I agree – of course - that we’re responsible for our individual actions, and eating too much is a case in point. This is certainly Labour’s view and if you read our health policy paper, to be debated at the NPF at the end of the month, there is an excellent section on “helping people take care of their own health.”

 
But Labour recognises that if you are born into some families or social situations the odds of having a successful lifestyle are stacked against you. However virtuous and hard-working your family, if you’re born in Glasgow East then it’s more difficult to be healthy and wealthy than if you’re born in Witney.  

 
That’s why I think Cameron had a cheek to attack the Glasgow East constituents in the way that he did. We shouldn’t let him get away with it. In my opinion, they’re still the same old Tories.

Re: Dave shows his true colours (#22)

"But Labour recognises that if you are born into some families or social situations the odds of having a successful lifestyle are stacked against you."

 

Everyone recognises that - that isn't the issue, its what you do about it that matters.

Social Mobility has fallen under Labour as it has for the last 30 years - ever since Comprehensive education was widely introduced.

A first rate education is the main route out of poverty and into this 'successful lifestyle' that we all want and in this regard the change from a selective to a comprehensive education system by both main parties has been a disaster for the poorest in this country.

 

But back to the issue at hand - looks like your swipe at Cameron hasn't got the widespread support you were expecting. Perhaps Cameron's not so daft after all if even the readers of Labourhome can see some logic in what he says. 

Re: Dave shows his true colours (#23)

Grammer schools currently just cream off middle class kids. It doesn't help social mobility.

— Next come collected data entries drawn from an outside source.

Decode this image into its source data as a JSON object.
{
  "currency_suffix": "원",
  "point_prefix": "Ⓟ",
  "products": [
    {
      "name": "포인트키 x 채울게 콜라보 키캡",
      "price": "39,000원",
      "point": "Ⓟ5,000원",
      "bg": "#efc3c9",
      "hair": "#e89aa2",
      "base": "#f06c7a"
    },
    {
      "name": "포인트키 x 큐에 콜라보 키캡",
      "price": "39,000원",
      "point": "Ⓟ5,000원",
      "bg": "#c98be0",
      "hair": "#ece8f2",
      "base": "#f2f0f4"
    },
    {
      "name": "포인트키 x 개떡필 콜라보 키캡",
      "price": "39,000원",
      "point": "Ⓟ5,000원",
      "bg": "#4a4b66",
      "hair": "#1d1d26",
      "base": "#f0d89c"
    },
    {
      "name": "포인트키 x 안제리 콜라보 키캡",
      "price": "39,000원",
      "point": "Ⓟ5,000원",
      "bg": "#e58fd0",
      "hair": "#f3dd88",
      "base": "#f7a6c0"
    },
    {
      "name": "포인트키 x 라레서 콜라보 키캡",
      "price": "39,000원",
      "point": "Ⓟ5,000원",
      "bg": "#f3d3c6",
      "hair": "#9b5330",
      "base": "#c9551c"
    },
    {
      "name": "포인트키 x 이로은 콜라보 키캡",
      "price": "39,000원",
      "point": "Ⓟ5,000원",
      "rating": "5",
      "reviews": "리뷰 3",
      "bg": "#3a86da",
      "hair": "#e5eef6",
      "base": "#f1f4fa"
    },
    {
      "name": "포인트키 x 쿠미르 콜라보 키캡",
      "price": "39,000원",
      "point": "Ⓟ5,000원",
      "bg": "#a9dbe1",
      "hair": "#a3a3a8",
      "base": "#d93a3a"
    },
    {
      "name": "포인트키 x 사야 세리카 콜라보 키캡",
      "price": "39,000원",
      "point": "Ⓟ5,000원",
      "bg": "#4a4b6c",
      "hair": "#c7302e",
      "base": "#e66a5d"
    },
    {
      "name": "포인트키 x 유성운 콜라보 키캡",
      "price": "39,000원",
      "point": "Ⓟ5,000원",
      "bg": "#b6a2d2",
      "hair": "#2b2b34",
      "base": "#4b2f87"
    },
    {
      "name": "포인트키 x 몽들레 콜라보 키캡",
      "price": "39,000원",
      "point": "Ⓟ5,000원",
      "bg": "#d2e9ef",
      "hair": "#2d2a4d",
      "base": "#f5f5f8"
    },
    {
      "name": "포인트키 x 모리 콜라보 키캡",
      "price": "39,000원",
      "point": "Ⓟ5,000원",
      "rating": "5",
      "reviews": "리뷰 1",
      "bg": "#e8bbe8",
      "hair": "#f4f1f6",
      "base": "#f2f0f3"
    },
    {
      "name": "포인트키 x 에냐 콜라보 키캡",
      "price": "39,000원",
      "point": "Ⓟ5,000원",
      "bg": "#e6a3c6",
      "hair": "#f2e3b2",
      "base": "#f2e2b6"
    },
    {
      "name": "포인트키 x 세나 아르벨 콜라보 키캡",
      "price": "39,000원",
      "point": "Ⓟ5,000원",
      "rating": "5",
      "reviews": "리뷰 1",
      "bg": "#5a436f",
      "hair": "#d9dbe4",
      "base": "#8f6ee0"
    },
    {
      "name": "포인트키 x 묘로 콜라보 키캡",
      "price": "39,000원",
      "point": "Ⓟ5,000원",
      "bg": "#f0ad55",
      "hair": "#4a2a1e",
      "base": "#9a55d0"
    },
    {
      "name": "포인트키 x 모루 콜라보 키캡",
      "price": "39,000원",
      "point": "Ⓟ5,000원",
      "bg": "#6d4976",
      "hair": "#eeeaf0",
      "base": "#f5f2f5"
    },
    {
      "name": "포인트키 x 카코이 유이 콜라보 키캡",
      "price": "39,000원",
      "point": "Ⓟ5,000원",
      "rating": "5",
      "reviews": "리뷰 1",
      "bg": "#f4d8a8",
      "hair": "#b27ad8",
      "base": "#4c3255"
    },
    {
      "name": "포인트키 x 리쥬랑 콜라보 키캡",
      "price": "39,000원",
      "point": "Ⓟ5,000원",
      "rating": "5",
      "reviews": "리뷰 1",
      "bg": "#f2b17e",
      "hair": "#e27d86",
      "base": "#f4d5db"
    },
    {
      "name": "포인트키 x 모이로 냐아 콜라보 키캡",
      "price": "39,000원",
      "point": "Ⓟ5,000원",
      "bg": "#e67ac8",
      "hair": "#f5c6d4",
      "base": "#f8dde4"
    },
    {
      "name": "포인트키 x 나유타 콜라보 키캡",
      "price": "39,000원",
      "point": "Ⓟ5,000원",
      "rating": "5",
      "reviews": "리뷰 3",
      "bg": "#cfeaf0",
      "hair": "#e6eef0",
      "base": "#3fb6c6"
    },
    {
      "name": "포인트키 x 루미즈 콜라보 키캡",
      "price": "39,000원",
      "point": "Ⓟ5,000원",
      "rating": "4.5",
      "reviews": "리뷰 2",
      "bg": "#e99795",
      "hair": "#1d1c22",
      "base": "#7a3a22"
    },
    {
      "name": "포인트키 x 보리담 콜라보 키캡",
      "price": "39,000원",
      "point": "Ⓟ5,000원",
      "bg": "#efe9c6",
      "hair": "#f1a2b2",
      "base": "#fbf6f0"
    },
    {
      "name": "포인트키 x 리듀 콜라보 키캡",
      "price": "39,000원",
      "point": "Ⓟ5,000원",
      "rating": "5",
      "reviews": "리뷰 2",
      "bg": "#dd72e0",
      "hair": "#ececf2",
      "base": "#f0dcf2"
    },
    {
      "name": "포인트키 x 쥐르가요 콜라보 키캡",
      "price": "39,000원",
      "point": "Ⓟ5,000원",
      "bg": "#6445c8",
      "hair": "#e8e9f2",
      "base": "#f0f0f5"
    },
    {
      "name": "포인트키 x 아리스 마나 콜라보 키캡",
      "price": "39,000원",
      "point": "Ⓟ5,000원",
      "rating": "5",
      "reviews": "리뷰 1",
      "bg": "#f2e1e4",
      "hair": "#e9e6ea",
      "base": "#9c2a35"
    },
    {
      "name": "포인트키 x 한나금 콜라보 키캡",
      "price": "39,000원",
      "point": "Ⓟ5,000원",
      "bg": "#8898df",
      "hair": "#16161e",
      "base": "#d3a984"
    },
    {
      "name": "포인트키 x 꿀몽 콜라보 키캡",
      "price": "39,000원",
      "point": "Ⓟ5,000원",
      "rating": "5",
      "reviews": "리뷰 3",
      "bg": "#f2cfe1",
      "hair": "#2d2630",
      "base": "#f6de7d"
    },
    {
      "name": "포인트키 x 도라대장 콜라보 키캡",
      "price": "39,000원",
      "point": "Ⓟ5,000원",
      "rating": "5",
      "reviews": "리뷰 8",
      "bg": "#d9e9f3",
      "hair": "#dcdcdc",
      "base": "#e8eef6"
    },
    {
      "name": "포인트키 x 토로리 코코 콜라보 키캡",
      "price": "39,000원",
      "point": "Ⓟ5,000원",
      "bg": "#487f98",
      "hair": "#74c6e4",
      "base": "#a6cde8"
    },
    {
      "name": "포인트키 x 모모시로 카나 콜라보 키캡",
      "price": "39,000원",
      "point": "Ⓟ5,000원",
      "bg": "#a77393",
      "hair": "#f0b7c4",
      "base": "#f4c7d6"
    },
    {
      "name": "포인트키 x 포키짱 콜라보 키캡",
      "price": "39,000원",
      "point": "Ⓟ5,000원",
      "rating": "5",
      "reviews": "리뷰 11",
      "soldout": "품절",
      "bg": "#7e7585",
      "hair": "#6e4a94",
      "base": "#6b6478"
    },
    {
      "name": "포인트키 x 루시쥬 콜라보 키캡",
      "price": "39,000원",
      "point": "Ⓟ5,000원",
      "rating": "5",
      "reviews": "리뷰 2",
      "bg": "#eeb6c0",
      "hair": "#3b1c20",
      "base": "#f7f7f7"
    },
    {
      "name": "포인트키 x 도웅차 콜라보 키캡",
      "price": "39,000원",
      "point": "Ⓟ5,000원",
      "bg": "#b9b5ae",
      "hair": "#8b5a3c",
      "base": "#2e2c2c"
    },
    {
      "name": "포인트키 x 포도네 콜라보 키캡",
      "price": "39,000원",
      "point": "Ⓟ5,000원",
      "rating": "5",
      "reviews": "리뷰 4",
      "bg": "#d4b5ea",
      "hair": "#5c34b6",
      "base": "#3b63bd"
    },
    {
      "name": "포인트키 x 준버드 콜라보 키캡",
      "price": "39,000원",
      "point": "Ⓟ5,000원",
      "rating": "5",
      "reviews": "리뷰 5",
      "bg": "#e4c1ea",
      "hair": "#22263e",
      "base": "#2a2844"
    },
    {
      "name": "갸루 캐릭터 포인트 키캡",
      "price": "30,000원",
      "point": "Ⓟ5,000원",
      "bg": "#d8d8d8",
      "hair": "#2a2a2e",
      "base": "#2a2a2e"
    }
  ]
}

Don't take my word for it. 20% of kids are on free school meals overall, but this falls to 1% in grammer schools.

Schools do better in areas without grammer schools. In Kent, with the most grammer schools, it is twice as likely to have schools under special provision.

In the Grampian, with the most comprehensive schools, there are no schools under special provision.

Re: Dave shows his true colours (#25)

Whilst 'Schools might do better in areas without Grammar schools' social mobility doesn't.

 It is really rather pointless to claim that restricting the poors access to the best education money can buy will have no effect on social mobility.

The fact remains that Comprehensive education has been a disaster for social mobility - and 30 years of experience should make that clear to even the most ardent fan of the Comprehensive system.

Re: Dave shows his true colours (#26)

I simply can't agree. Grammar schools cream off the middle class.

20% of pupils are on free school meals. What is the percentage in grammars? Just 1%.

The best models in Wake County, and the Netherlands, stops this middle-class bias from happening. In Wake County, when they ensured that schools could only take a maximum of 40% on free school meals, the results of poorer students, in terms of pass rates shot up from 43% to 61%. They suddenly caught up with middle-class kids.


I don't think it is so much of a fact. Social mobility started grinding to a halt, when inequality and poverty shot up during the Thatcher era. Why is it that in Scandanavia, they combine high tax rates, integrated schools, low poverty and inequality, and the highest social mobility in Western countries?

Re: Dave shows his true colours (#20)

Is there a link to the full speech? I think that is pretty essential to the story. 

Re: Dave shows his true colours (#21)

I managed to hunt it down, it seems it's Daily Mail like paraphrasing.

 

http://www.conservatives.com/tile.do?def=news.story.page&obj_id=145626&speeches=1

Full transcript of the speech. As ever it seems to be a fairly crafted "Sensible" sounding approach to the situation. Part of it is all on his latest line of attack of "We'll try to do our bit, but you'd better ruddy well do yours."